A próxima Grande Ameaça?

Há uns tempos, escrevi sobre o potencial perigo de uma Terceira Guerra Mundial. Não pelo prazer, mórbido, ou pelo fútil passatempo de adivinhação. Nem pelo que me parecia ver nos sinais que ainda me surgem tão evidentes (e desejo enganar-me, espero que sim).

Putin é uma ameaça real. Parece pretender vingar o antigo regime dos sovietes, o tempo assassino e mortal de Estaline, o grande carrasco da História, que o PCP ainda venera. Putin é um ex-KGB que, num país de gente mais interessada nas dificuldades dos seus dias, ou na parca gestão do que conseguem entre mercados negros, corrupção sem igual e simples, legítima sobrevivência, nem olham para o que lhes fazem de uma Democracia inexistente, ou de uma Monarquia não assumida, mas deixam que se alastre, de novo, a terrível censura e perseguição política e o antigo imperialismo militar e violento, completamente desumano da URSS.

Putin não deixará de ser uma das maiores ameaças à Paz, ao desenvolvimento gradual e sereno do Mundo (que a Finança agiota também ameaça há anos, antes e depois de 2008), à estabilidade já precária entre Ocidente e Oriente.
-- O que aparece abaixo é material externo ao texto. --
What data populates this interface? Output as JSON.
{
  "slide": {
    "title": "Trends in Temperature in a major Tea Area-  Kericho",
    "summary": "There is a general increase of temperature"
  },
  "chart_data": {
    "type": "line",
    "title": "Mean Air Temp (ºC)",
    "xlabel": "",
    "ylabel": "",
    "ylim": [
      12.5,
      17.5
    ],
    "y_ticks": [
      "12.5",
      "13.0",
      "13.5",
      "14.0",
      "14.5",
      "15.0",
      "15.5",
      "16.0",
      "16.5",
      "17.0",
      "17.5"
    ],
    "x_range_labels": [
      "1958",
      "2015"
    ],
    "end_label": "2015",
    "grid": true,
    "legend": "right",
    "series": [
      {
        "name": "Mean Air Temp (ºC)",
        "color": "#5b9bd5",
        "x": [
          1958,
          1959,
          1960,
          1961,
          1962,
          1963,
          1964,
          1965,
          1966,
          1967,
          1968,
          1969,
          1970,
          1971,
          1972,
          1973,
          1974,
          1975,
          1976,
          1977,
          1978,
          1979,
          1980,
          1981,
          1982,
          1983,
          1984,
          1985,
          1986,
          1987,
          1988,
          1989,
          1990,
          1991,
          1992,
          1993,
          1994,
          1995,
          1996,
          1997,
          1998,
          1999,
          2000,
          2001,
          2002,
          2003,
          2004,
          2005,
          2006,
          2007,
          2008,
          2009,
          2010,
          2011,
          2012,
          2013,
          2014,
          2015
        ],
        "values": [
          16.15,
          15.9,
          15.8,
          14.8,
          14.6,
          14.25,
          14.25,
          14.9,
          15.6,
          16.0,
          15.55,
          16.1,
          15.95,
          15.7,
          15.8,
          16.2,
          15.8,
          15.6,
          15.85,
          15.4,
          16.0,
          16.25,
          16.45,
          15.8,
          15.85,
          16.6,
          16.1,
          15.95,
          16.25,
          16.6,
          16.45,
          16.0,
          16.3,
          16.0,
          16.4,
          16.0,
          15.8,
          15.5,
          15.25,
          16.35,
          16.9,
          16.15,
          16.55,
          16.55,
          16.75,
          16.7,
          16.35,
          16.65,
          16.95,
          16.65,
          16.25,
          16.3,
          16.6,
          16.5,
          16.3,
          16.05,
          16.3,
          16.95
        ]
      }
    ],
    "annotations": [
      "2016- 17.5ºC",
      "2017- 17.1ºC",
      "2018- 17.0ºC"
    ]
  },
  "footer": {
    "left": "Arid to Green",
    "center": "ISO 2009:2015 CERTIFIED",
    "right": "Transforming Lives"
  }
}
Mas se Rui Ramos, no Observador, considera que o grande perigo e o maior problema vem da Ucrânia e dos confrontos com a Rússia, e da incapaz e frouxa União Europeia, a mim parece-me, cada dia mais, que o fogo pode ser ateado com o que o Estado Islâmico um dia pretender fazer com os Judeus, os Judeus de Israel. Não tenho muitas dúvidas sobre a espera que Israel deve fazer a cada dia, sobre um acto de loucura do fanatismo do Estado Islâmico, sobre cidadãos seus. Como se imagina que reagirá Israel se um genocídio feroz se perpetrar contra os seus, por estes loucos assassinos sem limites?

Nesse dia, que espero nunca surja, o rastilho pode começar, em qualquer lado onde crimes hediondos, como os que semanalmente temos vindo a presenciar, literalmente a ver, nas televisões de todo o mundo, tal como os fanáticos pretendem, nesse dia...não tenho a mínima noção do que podem estar a iniciar. O seu fim, mas talvez o fim de muitos mais, de muita coisa mais.

Putin aproveitará qualquer loucura extrema para se voltar contra o Ocidente que odeia, tanto ou menos do que anseia tentar derrotar, numa Guerra impossível de ganhar. Mas possível de ser ganha pela Morte e pela Desgraça, mesmo antes de começar.

Extremos endoidecidos temos hoje um pouco por todo o mundo, e outros mais se podem juntar, repetindo-se o que há setenta anos se julgara já banido de vez.

E, tal como após antes da Segunda Guerra, as democracias ocidentais se vão escalando em vagas de sucessivas e ineficazes "conversações" bilaterais, trilaterais, etc.

Só uma atitude ao estilo de Churchill poderá evitar o que loucos como Putin, o "rei" da Coreia do Sul e os do Estado Islâmico adorariam iniciar. E, o impossível, tal como em 1939, pode voltar a conjurar e nos arrastar para mais um conflito, desta vez demasiado fatal.